A sharpfaced woman with henna hair opened the door. She had on a fur coat over frilly lace underclothes.

"Howsa boy?"

"Jeze a swell dame caught me when I was tidying up a little job and whatjer tink she done?" He followed the woman, talking excitedly, into a dining room with peeling walls. On the table were used glasses and a bottle of Green River whiskey. "She gave me a dollar an tole me to be a good little boy."

"The hell she did?"

"Here's a watch."

"It's an Ingersoll, I dont call 'at a watch."

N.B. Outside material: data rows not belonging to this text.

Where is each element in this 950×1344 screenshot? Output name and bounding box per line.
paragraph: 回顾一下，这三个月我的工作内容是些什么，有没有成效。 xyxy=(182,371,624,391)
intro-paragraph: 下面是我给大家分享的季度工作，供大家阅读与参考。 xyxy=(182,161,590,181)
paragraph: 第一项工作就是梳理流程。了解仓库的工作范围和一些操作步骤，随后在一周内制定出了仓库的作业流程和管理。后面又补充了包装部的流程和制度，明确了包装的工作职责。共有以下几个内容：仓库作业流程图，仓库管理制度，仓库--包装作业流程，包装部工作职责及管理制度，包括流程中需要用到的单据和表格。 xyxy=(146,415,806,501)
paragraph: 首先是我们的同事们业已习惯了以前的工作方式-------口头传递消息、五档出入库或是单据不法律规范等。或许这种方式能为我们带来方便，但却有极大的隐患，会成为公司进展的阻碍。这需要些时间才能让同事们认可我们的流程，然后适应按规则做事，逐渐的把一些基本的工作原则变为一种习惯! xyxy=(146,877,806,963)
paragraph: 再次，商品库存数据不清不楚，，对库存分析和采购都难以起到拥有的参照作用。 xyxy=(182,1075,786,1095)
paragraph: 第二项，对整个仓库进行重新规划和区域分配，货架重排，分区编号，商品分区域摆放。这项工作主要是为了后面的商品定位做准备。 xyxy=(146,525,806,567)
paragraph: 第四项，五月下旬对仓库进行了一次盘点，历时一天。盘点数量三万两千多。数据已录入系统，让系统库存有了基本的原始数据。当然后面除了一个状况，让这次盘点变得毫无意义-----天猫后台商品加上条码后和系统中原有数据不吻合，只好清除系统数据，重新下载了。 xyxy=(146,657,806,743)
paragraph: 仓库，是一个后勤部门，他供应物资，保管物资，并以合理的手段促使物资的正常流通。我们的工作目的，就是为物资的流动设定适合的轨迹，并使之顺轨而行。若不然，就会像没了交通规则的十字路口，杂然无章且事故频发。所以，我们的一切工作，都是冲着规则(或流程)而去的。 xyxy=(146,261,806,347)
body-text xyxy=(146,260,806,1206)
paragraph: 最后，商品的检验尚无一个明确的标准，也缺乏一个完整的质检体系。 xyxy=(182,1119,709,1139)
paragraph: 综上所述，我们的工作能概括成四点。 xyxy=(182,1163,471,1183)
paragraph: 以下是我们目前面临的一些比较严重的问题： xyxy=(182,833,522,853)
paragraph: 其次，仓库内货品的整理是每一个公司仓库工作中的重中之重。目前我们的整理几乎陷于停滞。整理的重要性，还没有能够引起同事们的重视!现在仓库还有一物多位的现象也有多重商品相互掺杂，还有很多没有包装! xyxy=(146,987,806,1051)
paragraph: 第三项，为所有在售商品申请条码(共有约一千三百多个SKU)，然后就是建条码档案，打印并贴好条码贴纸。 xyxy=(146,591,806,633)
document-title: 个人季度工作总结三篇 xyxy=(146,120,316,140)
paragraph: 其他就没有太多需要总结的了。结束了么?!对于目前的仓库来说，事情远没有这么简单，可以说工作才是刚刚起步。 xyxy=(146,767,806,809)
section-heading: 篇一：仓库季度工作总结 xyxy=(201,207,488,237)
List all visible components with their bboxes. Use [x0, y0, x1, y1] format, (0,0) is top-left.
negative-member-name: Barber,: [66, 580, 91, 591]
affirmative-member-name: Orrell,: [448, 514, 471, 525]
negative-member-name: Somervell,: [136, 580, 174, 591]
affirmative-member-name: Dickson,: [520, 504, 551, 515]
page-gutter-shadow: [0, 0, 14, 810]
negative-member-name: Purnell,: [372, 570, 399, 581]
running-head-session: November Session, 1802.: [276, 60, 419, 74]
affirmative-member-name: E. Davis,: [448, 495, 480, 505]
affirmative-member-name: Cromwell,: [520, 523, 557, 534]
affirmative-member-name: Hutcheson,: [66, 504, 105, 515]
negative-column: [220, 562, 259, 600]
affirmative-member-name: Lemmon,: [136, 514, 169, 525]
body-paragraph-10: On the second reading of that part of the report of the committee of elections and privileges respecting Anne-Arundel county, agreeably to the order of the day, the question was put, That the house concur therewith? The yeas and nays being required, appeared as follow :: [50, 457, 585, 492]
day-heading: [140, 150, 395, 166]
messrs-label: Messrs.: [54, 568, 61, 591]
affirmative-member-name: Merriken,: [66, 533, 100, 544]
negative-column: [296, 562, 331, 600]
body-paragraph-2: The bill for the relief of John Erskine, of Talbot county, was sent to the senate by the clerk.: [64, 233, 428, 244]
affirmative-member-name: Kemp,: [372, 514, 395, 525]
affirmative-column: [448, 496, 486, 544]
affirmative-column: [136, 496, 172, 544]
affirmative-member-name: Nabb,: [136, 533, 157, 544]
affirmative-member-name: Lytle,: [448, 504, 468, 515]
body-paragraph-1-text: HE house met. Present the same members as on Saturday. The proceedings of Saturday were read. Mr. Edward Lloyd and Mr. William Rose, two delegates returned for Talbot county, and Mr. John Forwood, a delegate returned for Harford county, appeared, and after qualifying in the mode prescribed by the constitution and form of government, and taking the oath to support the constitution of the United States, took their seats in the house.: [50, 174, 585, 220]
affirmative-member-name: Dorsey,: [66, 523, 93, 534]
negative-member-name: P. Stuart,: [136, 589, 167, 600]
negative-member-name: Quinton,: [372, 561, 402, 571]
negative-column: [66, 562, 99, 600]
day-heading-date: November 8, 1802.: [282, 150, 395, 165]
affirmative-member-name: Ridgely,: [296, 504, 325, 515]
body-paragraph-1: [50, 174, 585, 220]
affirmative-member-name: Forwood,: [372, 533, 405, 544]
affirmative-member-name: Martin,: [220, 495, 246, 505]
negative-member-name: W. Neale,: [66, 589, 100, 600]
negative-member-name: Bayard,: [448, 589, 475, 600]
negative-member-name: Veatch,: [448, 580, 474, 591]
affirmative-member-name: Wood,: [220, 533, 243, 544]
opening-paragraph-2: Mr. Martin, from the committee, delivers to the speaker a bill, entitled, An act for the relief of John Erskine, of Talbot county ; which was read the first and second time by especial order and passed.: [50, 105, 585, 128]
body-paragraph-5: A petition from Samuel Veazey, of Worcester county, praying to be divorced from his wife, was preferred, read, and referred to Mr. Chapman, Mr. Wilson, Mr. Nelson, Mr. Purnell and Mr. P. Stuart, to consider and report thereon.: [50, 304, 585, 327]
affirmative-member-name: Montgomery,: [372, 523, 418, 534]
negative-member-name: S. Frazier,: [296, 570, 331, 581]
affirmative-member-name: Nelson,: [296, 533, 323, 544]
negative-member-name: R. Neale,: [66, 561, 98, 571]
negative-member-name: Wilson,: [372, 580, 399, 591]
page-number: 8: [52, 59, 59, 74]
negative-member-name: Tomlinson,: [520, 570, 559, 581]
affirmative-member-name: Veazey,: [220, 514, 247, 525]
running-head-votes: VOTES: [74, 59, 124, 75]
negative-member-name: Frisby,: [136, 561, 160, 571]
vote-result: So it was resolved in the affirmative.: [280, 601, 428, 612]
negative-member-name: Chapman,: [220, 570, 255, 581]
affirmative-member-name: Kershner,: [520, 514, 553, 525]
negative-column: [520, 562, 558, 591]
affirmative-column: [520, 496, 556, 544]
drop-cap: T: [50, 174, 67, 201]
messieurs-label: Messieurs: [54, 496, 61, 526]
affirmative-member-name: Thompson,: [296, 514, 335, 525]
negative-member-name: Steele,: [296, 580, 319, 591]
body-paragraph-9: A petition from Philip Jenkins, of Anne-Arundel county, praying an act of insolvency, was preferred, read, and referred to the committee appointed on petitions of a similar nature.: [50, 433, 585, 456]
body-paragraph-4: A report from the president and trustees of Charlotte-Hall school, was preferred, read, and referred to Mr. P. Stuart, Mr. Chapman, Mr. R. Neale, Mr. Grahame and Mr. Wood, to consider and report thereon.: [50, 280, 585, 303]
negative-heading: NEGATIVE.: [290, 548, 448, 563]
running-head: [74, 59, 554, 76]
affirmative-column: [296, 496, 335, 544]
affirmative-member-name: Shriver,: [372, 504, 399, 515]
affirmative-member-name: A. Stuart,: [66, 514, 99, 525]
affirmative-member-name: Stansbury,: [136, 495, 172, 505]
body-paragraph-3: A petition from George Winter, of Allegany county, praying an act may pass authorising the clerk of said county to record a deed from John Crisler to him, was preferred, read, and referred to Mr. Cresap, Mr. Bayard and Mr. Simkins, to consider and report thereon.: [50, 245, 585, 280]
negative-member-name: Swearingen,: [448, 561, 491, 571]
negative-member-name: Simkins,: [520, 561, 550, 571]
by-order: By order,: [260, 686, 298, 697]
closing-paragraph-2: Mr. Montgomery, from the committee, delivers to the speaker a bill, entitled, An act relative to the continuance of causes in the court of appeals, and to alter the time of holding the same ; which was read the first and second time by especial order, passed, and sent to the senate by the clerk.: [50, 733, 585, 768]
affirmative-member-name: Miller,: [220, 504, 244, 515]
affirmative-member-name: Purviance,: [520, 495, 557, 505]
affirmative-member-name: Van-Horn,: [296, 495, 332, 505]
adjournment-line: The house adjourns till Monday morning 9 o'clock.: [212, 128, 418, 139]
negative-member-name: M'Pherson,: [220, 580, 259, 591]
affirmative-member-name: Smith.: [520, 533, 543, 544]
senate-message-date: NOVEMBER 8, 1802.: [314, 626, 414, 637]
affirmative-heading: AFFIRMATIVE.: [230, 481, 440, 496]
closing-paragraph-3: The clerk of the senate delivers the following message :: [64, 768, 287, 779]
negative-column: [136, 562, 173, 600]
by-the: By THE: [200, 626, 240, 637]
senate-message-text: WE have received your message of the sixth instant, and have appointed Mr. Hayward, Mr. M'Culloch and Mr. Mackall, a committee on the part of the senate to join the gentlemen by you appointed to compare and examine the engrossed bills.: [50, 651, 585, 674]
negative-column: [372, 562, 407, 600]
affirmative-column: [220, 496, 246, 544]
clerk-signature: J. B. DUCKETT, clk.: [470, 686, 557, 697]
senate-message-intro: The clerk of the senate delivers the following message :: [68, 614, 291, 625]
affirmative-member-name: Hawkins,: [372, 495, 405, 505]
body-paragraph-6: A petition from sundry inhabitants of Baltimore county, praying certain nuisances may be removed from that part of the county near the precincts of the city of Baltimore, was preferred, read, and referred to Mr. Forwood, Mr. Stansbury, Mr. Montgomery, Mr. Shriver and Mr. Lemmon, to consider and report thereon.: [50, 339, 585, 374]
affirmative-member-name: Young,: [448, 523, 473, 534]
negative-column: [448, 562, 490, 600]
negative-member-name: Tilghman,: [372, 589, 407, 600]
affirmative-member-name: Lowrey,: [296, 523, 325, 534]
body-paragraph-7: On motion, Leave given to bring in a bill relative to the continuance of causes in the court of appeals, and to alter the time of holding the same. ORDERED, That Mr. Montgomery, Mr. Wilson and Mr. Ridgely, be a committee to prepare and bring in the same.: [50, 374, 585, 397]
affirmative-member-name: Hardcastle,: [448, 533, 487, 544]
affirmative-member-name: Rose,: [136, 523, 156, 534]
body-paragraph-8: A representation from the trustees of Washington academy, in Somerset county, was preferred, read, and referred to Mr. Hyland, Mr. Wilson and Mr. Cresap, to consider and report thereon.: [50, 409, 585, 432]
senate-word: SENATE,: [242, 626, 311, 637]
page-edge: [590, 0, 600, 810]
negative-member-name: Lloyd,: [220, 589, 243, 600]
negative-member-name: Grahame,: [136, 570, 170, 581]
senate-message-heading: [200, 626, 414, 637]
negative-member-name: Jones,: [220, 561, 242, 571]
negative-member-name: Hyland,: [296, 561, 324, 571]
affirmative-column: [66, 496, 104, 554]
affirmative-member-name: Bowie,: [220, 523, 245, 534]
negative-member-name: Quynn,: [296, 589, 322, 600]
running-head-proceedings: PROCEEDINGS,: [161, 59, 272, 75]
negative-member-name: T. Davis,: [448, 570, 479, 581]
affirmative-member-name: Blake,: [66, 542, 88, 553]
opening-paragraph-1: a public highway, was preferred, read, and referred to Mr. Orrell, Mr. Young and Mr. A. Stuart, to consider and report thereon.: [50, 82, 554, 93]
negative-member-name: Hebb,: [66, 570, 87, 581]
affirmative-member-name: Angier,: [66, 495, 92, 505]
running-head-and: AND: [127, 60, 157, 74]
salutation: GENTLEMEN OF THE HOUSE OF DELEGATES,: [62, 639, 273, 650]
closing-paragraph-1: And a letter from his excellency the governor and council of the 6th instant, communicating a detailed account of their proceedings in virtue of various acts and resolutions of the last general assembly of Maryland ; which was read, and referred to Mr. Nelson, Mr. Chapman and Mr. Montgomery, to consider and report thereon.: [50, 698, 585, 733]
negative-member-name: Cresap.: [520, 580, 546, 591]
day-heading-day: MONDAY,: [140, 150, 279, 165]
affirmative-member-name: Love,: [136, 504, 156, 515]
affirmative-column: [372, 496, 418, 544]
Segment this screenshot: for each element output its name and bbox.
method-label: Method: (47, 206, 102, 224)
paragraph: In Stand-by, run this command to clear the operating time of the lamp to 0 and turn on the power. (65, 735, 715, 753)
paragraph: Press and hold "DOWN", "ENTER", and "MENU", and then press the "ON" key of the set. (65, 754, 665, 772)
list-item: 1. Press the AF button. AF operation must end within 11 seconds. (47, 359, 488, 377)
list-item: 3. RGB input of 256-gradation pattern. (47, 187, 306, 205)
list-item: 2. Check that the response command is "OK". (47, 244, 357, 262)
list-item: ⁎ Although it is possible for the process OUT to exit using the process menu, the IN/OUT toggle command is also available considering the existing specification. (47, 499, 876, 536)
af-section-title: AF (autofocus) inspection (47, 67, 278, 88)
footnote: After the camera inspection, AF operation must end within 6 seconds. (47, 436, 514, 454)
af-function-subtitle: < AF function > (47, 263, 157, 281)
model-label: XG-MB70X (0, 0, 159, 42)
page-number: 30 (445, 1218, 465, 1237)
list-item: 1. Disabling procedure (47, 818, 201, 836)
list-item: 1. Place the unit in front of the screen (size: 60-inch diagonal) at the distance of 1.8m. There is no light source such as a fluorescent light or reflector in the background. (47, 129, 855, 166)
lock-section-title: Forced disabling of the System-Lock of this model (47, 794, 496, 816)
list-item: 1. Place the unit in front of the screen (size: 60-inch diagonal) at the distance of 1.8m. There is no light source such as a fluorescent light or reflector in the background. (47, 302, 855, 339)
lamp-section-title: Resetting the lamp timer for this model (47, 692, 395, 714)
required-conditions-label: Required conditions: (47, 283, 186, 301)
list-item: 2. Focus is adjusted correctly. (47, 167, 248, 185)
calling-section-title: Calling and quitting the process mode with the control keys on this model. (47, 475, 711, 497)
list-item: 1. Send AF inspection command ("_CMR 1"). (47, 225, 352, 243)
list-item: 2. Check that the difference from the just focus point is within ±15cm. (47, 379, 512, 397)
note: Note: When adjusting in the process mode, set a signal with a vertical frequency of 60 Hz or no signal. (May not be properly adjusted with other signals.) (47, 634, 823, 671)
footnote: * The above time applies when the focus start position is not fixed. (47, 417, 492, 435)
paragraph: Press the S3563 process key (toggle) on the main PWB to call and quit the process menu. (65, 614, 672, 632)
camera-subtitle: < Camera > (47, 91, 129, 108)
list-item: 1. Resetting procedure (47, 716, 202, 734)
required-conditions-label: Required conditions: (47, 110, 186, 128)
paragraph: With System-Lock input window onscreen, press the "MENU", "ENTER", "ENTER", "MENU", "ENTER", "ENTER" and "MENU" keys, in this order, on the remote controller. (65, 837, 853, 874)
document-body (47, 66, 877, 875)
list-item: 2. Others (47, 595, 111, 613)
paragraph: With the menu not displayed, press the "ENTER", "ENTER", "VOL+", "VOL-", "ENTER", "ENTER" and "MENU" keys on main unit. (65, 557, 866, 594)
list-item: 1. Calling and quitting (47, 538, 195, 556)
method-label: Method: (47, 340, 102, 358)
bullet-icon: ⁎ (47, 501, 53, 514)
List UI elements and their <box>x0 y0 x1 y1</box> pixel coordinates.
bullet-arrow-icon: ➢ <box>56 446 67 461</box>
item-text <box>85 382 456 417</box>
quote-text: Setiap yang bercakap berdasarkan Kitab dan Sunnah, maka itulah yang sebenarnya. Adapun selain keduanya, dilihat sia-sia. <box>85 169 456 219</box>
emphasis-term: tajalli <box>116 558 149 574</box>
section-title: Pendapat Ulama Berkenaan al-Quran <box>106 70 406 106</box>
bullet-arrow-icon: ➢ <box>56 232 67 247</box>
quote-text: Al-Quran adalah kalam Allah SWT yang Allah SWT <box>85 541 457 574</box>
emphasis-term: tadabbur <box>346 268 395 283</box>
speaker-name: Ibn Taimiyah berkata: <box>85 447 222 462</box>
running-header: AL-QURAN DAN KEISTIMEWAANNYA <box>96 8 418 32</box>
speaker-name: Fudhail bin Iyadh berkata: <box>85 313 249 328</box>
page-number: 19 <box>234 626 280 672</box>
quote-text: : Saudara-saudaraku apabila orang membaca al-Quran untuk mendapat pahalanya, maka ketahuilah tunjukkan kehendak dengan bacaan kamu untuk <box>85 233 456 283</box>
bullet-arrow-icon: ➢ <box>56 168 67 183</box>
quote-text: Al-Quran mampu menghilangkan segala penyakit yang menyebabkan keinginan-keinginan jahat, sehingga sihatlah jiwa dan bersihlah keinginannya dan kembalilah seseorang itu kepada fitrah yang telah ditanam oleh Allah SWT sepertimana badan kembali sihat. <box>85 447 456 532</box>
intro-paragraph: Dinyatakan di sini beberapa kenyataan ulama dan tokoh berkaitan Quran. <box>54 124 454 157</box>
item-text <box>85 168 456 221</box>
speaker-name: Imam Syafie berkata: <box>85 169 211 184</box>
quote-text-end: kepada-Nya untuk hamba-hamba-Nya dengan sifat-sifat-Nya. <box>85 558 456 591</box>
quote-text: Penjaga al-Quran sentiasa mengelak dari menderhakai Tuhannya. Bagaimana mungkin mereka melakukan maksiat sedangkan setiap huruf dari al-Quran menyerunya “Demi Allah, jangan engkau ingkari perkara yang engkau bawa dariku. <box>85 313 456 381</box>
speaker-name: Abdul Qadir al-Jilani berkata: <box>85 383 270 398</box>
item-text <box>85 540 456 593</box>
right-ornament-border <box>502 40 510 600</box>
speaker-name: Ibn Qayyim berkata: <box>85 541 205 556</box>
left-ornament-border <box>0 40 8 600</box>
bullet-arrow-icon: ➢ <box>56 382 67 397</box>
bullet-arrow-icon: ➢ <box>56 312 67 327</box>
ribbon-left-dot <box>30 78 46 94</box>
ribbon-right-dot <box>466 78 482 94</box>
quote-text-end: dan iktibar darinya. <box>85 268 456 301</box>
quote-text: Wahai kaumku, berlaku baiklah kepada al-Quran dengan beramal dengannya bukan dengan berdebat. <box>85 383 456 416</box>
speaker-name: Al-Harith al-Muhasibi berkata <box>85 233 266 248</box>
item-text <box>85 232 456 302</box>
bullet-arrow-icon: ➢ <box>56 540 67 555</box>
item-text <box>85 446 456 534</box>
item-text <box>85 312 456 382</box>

"Well set yer lamps on dis." He pulled out the roll of bills. "Aint dat a wad o lettuce? . . . Got in himmel, dey's tousands."

"Lemme see." She grabbed the bills out of his hand, her eyes popping. "Hay ye're cookoo kid." She threw the roll on the floor and wrung her hands with a swaying Jewish gesture. "Oyoy it's stage money. It's stage money ye simple saphead, you goddam . . ."

Giggling they sat side by side on the edge of the bed. Through the stuffy smell of the room full of little silky bits of clothing falling off chairs a fading freshness came from a bunch of yellow roses on the bureau. Their arms tightened round each other's shoulders; suddenly he wrenched himself away and leaned over her to kiss her mouth. "Some burglar," he said breathlessly.

"Stan . . ."

"Ellie."

"I thought it might be Jojo;" she managed to force a whisper through a tight throat. "It'll be just like him to come sneaking around."